Yesterday, through a combination of circumstances, my brother and I found ourselves at our father’s abode – he being away for the next fortnight – and decided to embark upon a review of the innumerable files, boxes of papers, photographs, memorabilia and sundry magazines, books and ephemera that litter the living quarters.
The house is large and in times gone by served as a family home. Since our mother died and our father has been living there alone it has acquired a mountain of clutter. Previous attempts to review and rationalise the stash have been unsuccessful and eventually abandoned, partly because there has never been a filing system to speak of, still less an organised one.

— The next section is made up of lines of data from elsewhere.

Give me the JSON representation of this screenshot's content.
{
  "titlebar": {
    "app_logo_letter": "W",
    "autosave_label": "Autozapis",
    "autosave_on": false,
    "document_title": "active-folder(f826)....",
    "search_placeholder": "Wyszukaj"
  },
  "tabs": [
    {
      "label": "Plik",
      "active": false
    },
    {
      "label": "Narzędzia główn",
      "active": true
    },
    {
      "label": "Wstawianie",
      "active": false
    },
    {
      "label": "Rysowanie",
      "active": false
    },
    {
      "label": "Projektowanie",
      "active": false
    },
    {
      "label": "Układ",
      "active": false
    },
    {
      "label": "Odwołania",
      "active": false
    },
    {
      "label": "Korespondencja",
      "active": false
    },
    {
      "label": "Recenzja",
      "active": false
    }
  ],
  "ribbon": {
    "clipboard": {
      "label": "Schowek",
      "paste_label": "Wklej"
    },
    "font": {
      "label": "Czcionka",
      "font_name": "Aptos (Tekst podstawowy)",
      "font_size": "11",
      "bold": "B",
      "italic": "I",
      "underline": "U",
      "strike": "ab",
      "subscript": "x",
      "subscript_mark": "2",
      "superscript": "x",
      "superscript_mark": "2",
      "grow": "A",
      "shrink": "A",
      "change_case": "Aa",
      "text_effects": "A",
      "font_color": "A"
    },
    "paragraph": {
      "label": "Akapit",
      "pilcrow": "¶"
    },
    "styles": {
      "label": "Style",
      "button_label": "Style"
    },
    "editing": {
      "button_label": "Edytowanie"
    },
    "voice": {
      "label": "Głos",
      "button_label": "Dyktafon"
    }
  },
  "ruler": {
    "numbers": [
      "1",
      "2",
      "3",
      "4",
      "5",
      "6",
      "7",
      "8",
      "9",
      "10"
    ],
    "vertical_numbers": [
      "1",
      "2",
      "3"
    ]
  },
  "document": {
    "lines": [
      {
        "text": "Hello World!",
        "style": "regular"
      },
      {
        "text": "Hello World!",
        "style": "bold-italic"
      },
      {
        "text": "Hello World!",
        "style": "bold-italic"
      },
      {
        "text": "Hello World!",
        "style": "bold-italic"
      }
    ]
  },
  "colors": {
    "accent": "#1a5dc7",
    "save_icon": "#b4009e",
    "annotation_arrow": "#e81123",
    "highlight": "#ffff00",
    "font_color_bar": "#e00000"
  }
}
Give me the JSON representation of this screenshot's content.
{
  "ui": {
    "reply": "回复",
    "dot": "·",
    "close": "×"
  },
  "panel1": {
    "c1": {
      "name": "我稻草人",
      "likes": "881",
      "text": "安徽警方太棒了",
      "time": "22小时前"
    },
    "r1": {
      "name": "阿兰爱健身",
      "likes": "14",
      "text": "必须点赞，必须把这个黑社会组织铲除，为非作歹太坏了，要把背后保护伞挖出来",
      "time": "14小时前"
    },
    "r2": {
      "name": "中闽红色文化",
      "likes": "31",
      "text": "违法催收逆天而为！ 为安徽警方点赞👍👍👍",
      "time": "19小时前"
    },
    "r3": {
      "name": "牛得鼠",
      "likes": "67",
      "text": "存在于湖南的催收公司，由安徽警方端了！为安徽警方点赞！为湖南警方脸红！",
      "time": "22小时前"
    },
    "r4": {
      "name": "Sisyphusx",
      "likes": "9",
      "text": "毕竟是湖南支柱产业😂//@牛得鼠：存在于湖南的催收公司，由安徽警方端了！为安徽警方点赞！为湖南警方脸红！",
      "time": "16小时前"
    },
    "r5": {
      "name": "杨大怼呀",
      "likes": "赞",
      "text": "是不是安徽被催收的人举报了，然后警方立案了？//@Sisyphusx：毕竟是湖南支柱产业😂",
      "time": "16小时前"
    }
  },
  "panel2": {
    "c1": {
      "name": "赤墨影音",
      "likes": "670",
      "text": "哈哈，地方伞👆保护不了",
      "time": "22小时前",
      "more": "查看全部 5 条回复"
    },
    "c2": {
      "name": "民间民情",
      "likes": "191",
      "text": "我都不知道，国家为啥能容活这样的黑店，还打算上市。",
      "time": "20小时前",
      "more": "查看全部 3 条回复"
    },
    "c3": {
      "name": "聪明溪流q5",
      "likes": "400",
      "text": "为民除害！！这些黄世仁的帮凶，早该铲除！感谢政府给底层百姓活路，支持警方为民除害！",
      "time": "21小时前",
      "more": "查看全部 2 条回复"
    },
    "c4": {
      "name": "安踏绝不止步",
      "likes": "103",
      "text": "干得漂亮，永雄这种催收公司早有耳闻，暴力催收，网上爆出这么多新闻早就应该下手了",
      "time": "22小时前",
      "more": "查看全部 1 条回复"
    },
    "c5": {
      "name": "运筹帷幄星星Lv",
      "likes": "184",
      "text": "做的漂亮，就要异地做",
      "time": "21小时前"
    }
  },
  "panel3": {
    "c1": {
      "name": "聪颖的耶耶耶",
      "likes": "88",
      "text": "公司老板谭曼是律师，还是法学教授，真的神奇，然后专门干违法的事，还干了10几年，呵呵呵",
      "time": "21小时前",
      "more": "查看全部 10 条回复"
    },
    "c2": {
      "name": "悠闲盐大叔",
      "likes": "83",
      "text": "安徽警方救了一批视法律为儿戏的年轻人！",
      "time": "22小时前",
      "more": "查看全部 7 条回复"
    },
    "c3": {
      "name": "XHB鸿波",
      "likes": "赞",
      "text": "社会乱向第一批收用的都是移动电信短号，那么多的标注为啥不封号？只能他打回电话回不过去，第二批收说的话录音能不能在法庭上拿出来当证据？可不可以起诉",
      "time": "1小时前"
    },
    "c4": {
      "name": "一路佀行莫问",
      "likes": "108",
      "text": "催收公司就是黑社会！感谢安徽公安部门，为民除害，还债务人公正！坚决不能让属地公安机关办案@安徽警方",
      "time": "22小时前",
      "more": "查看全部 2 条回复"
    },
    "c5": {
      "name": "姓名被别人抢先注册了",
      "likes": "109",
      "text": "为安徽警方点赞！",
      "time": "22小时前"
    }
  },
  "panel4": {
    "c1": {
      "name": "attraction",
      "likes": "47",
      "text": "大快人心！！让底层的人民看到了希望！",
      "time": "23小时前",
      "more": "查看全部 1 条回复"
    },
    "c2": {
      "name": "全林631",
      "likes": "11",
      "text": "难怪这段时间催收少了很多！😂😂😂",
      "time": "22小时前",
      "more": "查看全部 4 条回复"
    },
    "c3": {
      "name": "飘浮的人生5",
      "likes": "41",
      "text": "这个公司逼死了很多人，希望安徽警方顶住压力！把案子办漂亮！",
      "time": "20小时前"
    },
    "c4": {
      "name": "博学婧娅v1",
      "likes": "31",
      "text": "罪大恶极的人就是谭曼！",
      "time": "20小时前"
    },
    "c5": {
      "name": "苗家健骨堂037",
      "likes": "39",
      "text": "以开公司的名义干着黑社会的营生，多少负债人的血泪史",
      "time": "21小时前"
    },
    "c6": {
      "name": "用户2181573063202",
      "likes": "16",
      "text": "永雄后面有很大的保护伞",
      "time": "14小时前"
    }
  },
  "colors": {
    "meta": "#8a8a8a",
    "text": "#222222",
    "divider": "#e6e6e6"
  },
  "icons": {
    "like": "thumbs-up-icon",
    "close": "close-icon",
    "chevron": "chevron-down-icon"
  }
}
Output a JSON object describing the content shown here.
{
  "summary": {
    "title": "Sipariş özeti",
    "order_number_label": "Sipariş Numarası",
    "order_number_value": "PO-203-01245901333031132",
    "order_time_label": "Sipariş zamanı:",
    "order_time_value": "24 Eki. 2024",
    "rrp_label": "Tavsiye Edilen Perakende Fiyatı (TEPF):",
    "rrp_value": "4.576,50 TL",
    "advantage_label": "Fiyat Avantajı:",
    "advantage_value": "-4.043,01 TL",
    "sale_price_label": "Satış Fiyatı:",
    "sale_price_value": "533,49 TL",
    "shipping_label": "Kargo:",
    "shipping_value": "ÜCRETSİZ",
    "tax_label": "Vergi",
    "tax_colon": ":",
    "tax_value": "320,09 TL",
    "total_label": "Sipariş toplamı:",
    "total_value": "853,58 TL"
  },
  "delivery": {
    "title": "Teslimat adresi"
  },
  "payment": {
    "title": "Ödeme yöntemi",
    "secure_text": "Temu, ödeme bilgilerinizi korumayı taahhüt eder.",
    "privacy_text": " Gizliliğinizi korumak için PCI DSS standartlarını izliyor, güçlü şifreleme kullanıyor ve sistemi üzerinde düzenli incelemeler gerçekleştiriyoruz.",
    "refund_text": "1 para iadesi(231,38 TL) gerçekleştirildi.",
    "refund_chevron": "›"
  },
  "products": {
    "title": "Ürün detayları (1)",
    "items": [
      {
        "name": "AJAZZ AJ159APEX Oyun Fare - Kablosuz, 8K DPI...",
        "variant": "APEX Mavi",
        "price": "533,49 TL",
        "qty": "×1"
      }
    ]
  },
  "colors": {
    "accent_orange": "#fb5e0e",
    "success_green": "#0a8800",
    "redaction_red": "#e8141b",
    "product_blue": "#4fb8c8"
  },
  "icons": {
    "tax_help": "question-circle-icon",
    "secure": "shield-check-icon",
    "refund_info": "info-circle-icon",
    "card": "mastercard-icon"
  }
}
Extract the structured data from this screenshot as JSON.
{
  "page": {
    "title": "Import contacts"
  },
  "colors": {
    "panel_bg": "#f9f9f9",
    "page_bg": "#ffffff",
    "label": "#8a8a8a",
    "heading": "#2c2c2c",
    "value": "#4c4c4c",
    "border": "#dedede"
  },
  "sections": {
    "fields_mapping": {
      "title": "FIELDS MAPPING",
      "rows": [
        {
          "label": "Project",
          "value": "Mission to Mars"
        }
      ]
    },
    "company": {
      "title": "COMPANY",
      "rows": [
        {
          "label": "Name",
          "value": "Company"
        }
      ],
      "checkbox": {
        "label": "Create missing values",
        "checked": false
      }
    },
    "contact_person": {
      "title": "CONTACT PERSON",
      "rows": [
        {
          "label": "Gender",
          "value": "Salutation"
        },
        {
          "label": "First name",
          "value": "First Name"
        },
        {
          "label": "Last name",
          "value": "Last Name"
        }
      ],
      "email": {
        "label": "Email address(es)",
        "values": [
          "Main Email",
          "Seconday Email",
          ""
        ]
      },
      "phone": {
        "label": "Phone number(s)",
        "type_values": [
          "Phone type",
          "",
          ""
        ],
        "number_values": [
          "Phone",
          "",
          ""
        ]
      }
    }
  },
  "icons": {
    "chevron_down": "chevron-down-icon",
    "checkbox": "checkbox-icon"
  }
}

As a result, my father tends to have great difficulty in laying his hands upon anything specific (whenever this is desired or necessary) and, as he deals with the new post arriving every week, the correspondence – dealt with or not – tends to be left around the house, largely depending upon where he was at the time he was opened it.
One of my favourite stories of recent times relates to the Folio Society, to which my father has belonged for many years and from which he purchases books chosen from the brochures it occasionally dispatches to its members. Last Christmas he announced that he’d worked out that he’d have to live to the age of 267 if he was going to read every book he’d bought from them.
A couple of years ago I was on hand as a Folio Society package arrived one morning containing two substantial books. We broke into the box and when my father contemplated the second – a hardback of over 400 pages – he commented “Oh bugger”.
I asked what the problem was.
He explained that, from the relevant Folio Society brochure, he had decided to buy a book on Operation Cicero, the true story of a double agent operating from Turkey during WW2 who had done notable work on behalf of the Allies in relation to the Normandy Landings. Unfortunately the book he had bought – and just received – was Cicero Orations, a study of the complete speeches of the Roman philosopher/politician Cicero, who had died in 43BC.
Yesterday my brother and I made some interesting discoveries and had not a few laughs as we went about our task.
We began by piling old photographs into two boxes, the first being used for photographs of people that had either been identified in writing on the back by my father, or were of people that we recognised.
The second was the dump for photographs of people whom – as far as we could tell – were unknown to either our father or ourselves. ‘Unknown’ is an odd term in these circumstances – they’re of people who my father must have known at some point in his life, but which know he cannot recognise or remember … and neither can we.